Additionally, at Class 1 the CMT is trained in the procedures and principles of Battlefield Advanced Trauma Life Support (BATLS), which includes advanced life support, cricothyrotomy and thoracentesis.
Having been in the British Medical Corps just over 16 years, i have seen deployment in Iraq, Afganistan, Iran and Kuwait. Serving probably half as much as my life in a war zone i've had several comendations for my actions in the 2nd battle of fallujah.
being told i was going to be involved in the 2nd battle for fallujah was a daunting experience, i heard stories from the place that one wished were imaginatory. i remember the smell of the scorching sand we traversed the narrow streets on the outskirts, hearing the cackle of gunfire in the distance as insurgents whom attempted to flee were engaged by the checkpoints surrounding the town.
British involvement was scaled down due to the fear of backlash so the main brunt of the force was made up of US marines roughly totaling 6500 and regular army personel totaling 1500. since i was trained in BATLS i was reassigned to a squad in the 3rd Battalion/1st Marines. though my accuracy with an assualt rifle could be better, my job was to medicate and stablise wounded in battle. the first man i treated ended up with shrapnel that had sliced up his face.
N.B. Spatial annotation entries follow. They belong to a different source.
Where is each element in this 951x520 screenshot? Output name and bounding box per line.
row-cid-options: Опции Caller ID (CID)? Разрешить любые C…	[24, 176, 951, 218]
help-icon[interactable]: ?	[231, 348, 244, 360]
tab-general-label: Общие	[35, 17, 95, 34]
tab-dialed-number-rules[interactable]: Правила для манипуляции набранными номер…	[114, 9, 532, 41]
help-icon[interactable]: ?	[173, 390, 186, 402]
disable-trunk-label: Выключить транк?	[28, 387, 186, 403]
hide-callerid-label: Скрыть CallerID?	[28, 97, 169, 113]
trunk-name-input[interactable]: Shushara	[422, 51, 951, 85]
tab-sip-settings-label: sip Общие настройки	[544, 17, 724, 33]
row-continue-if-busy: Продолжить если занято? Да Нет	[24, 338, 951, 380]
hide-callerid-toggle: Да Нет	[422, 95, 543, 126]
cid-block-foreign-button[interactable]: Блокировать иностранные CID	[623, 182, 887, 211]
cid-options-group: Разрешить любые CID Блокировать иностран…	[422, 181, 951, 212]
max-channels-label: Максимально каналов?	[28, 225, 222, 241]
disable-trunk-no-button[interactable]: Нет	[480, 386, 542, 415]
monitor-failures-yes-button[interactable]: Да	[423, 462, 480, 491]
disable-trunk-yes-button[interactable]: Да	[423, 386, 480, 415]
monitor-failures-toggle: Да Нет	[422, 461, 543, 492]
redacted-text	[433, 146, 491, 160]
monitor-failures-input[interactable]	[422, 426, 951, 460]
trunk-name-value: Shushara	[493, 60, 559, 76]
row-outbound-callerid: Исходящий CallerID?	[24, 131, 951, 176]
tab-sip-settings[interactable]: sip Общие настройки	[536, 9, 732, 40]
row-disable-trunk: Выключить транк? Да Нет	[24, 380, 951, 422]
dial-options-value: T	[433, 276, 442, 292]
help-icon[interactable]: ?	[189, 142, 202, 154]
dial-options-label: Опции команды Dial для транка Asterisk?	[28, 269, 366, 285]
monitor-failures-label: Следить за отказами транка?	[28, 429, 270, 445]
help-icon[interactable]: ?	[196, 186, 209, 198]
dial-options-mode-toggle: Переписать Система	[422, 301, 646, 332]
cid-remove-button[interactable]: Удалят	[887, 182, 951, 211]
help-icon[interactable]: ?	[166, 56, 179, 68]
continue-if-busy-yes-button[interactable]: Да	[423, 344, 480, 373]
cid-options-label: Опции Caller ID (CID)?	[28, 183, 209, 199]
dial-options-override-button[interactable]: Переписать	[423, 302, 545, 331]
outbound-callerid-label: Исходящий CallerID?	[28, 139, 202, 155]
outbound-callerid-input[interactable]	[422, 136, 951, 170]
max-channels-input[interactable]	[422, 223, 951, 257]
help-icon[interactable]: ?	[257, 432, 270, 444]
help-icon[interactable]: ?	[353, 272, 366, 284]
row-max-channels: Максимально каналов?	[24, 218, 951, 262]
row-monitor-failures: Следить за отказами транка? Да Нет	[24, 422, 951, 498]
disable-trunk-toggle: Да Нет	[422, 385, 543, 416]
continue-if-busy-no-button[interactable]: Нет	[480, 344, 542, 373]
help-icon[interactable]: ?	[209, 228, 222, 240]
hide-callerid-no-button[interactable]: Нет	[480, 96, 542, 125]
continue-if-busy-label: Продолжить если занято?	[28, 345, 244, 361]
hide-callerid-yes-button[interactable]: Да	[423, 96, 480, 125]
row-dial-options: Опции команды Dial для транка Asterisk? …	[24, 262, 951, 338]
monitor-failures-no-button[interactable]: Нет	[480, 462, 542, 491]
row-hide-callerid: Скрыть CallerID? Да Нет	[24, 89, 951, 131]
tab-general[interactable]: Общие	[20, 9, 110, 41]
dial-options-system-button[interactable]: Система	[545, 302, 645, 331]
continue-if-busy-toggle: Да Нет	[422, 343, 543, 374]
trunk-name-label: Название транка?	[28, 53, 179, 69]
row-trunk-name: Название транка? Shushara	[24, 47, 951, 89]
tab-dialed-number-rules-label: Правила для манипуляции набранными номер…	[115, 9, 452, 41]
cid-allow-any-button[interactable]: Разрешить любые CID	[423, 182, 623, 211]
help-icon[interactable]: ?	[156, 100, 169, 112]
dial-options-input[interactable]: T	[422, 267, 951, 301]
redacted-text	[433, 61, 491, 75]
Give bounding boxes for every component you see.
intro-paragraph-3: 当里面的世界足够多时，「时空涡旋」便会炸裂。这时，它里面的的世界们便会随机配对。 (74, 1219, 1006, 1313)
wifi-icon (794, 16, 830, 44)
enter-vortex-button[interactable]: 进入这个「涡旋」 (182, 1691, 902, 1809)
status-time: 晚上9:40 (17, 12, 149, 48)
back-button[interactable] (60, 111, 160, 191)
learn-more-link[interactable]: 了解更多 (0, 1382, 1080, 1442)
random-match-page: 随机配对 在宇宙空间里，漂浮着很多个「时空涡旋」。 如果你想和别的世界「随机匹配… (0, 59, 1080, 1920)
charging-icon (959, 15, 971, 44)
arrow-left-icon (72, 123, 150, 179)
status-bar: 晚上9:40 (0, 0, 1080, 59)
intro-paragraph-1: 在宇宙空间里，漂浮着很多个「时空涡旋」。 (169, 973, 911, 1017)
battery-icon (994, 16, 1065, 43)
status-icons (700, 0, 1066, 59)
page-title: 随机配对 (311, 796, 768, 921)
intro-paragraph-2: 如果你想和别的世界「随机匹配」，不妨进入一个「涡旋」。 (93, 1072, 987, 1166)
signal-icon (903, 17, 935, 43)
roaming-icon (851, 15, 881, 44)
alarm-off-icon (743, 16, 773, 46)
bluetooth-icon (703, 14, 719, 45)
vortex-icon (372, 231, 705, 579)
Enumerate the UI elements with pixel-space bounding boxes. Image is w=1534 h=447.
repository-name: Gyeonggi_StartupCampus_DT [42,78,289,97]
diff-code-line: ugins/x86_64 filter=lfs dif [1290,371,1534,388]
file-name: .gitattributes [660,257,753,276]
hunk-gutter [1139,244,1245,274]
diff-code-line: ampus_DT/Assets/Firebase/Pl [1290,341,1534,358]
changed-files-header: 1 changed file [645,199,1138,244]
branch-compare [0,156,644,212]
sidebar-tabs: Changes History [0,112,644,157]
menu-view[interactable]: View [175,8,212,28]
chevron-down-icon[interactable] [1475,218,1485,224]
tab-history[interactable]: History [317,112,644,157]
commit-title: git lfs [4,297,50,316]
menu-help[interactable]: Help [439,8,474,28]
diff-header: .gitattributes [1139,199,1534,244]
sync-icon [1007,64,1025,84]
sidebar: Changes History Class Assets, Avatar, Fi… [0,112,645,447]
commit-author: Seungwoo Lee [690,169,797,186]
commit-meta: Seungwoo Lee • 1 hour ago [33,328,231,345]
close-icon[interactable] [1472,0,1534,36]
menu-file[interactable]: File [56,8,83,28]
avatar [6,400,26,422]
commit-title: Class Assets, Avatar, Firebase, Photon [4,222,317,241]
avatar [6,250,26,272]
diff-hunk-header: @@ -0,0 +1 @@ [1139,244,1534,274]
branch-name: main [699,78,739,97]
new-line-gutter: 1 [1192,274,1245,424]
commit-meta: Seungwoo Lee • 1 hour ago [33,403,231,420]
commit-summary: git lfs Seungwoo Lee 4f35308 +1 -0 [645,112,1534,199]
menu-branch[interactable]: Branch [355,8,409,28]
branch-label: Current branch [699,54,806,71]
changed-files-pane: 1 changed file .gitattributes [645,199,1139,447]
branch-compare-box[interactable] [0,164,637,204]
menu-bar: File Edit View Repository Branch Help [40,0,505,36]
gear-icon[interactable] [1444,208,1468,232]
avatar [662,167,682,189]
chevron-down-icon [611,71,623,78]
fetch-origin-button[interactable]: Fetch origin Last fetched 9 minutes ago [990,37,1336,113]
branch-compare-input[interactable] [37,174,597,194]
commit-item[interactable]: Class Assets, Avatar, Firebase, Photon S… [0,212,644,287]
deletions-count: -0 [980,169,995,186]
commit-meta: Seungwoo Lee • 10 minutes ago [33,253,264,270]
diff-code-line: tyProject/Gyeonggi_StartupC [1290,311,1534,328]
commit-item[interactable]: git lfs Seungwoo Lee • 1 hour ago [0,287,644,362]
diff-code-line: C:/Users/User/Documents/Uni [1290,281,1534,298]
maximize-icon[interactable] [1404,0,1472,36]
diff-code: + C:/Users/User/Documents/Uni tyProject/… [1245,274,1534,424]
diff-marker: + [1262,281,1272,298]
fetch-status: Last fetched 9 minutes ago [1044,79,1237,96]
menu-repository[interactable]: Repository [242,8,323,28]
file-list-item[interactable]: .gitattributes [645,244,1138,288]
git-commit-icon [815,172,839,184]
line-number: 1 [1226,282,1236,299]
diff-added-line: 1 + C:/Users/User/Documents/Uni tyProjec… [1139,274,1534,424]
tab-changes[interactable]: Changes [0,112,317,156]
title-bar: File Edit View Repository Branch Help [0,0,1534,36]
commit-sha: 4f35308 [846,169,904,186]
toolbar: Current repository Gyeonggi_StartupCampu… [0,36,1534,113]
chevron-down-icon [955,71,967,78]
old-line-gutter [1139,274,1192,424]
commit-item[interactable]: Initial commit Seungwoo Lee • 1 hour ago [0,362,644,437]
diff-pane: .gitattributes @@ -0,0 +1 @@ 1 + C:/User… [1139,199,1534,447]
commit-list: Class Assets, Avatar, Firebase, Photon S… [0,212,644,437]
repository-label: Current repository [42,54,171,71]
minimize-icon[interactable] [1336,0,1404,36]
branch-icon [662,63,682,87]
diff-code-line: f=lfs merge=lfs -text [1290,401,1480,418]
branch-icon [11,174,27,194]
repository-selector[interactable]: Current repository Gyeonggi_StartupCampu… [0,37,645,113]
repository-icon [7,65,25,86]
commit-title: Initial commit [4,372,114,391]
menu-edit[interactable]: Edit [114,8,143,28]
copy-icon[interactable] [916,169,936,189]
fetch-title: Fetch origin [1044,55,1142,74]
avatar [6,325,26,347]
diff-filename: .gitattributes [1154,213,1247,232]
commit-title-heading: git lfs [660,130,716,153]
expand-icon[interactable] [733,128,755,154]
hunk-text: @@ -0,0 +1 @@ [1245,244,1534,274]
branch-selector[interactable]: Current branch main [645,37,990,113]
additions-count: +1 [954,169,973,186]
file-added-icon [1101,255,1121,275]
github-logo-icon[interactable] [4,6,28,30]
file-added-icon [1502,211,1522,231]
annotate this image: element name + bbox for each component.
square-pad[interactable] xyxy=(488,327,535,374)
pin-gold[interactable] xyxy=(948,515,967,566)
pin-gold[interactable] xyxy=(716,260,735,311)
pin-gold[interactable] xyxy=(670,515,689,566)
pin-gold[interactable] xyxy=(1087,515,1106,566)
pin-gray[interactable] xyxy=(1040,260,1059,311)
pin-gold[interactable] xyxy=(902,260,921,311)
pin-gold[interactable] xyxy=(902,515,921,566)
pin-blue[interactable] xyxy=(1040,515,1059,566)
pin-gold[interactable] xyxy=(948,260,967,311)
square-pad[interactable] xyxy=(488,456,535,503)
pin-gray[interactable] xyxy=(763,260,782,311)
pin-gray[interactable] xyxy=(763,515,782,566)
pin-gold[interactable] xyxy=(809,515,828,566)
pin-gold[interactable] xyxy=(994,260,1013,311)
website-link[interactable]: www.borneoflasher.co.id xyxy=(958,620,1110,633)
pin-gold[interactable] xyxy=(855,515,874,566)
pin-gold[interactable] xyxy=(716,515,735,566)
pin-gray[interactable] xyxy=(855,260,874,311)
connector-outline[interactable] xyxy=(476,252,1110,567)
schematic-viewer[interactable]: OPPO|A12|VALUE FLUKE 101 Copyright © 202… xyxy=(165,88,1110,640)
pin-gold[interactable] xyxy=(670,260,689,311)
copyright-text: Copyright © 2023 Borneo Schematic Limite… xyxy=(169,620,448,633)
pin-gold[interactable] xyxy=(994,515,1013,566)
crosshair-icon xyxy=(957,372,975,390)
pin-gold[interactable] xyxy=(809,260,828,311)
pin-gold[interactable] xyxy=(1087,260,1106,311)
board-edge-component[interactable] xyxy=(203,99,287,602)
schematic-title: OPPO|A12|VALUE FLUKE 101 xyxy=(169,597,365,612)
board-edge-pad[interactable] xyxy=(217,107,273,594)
Though the fragments had missed the brain his cheek was almost non existent. a single field dressing wasnt going to keep him alive, i had a med-evac take him to the Command Base where he was operated on. battling through the streets i aquired my first E-KIA, he was perched up on a rooftop aiming towards a supporting M1 Abrams providing covering support for our unit. i rememeber the rugged terrain in which we hauled our wounded towards evac points, it was gritty and uneven, like a field of rabbit holes and mole hills. running down a mangled street, we hit a wall of AK-47 fire taking out two friendlies. blood spewed from one's chest while the other was merely a flesh wound. i was attempting to stop the bleeding caused by an open pneumothorax when i was struck in the hand, unfortunatly this tore off my left ring finger, losing my wedding ring on the battlefield (not at all was i worried about the lost of my finger, more about how much my wife would kill me for losing it!)
We lost 107 men that battle, 600+ more were injured in the skirmish. people even to this day compare it to the fighting in Hue city, Vietnam. After this fighting i was sent back to the my english unit and scheduled to leave for home 1 month later. i opted to study medicine and in 2009 graduated and became a specialist doctor in Battlefield Advanced Trauma Life Support, redeploying for tours in surrounding countries. some day whilst on my final tour, i made it back to the FOB after a patrol for insurgents and armoured units when i was approached by 3 men. One a Major, one a psychiatrist, one a representative from the 3rd NBC Unit. They told me about the rising crisis occuring in chernarus and wondered if one with my medical expertise had energy for one last mission. intruiged i accepted and was briefed on the situation, dropping in with the last wave who were stationed on deer island. now im here, i wished id taken the road home, mabye started some sort of computer company or printer company..... oh well, lets try and revert this mess.